The squirrels gliding amid the mountains east of Los Angeles have been, for the most part, flying under the scientific radar. There has never been a single scientific paper published specifically about the San Bernardino flying squirrel (Glaucomys sabrinus californicus), even though hundreds of papers about squirrels in general are published every year.
Despite this scientific oversight, the San Bernardino flying squirrel—a subspecies of the northern flying squirrel—has become very popular among some conservationists, who have been fighting to get it protected under the Endangered Species Act (ESA) since at least 1985. This week they finally made progress: the U.S. Fish and Wildlife Service (FWS), in response to a 2010 petition from the Center for Biological Diversity (CBD), agreed that the squirrels may deserve ESA protection. The agency said it will make a recommendation, either for or against protection for the subspecies, by April 2016.
Of course protecting a rare species depends on possessing detailed scientific information about its ecology, habitat use, threats and behaviors. We don't have much of that for the San Bernardino squirrel. Here's what we do know: They are medium-sized gray-brown squirrels which, like others in their family, possess wing-like skin flaps between their legs, which allows them to jump and glide up to 90 meters from tree to tree.
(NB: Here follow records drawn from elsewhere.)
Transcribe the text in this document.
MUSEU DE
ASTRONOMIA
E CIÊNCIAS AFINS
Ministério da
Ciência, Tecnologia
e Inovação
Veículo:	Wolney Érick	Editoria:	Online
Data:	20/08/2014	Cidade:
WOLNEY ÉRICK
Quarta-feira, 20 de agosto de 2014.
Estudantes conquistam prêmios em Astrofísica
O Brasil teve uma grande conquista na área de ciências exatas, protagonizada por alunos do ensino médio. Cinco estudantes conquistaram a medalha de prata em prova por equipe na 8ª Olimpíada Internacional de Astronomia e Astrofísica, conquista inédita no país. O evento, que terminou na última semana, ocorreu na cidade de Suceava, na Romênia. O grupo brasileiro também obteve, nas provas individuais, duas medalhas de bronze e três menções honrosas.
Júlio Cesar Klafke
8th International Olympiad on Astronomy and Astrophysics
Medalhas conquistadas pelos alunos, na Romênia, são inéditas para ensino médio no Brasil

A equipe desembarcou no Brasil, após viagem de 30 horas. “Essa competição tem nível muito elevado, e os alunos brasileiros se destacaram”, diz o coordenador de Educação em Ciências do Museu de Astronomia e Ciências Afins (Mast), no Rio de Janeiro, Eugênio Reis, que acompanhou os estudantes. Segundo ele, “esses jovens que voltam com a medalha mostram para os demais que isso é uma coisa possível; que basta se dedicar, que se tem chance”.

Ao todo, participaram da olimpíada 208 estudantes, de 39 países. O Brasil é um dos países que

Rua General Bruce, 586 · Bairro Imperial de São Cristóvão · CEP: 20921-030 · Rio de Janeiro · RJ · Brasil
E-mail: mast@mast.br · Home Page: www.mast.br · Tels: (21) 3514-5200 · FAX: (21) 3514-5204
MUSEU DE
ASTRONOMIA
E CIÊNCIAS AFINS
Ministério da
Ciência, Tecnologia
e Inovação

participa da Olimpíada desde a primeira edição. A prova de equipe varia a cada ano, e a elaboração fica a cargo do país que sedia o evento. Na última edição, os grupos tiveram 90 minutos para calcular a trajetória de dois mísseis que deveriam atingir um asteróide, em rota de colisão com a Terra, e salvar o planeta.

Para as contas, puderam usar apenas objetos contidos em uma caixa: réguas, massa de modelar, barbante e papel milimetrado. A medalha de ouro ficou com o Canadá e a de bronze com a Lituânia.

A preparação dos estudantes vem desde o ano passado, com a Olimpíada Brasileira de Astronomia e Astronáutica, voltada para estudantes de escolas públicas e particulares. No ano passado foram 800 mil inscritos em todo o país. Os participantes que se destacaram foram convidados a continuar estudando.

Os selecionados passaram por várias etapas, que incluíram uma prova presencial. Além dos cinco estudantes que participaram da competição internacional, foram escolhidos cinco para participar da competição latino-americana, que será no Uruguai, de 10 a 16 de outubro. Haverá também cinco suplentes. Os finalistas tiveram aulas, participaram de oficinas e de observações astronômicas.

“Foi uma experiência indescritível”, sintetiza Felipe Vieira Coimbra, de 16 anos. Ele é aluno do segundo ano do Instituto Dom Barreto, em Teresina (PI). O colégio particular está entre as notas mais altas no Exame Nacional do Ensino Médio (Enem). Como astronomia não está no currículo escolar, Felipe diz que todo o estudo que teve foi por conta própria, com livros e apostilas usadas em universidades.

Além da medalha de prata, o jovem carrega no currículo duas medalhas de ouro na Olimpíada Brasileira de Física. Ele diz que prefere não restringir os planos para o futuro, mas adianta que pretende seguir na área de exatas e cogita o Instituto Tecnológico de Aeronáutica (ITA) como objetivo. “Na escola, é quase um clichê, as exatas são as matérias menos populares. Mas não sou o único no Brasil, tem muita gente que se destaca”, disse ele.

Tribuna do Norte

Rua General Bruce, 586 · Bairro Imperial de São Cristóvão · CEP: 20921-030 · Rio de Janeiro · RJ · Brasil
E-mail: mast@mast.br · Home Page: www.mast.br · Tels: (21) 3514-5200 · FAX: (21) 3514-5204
They live in high-elevation forests exclusively on the San Bernardino Mountains. They used to be found on the San Jacinto Mountains as well, but the squirrels haven't been seen there since at least 1980. Their remaining habitat is completely isolated by the Mojave Desert and several deep passes, so they can't expand their range. The most recent estimate of their population put it at less than one squirrel per hectare, but that was from a trapping survey of the entire region conducted way back in 1998.
FWS started looking into the status of the squirrel in 2012 when, prompted by the CBD petition, they opened a public-comment period on the animals. That should have been followed within months by a decision to propose an endangered listing or not—but that next step never happened. CBD threatened to sue. The agreement this week was part of a settlement with CBD under which FWS promised to move forward on the squirrel and nine other species that have been stuck in a backlog of ESA decisions.
According to CBD's petition, the squirrels face multiple threats. The San Bernardino Mountains are warming and drying due to climate change and drought, making the lower elevations too dry for truffles (the squirrels' favorite food). Meanwhile, forest management practices the CBD calls "misguided" have removed too many of the high forest canopy limbs the squirrels use to traverse the mountains. More people are moving into the area, which could result in more habitat loss. To top it all off, those people are bringing more domestic animals such as cats, which are apparently preying upon the squirrels.
The next 18 months could make or break the fate of the rare squirrels. We can hope that FWS biologists and others will be able to dig up enough information to protect the subspecies. Maybe someone will even get a scientific paper out of the process.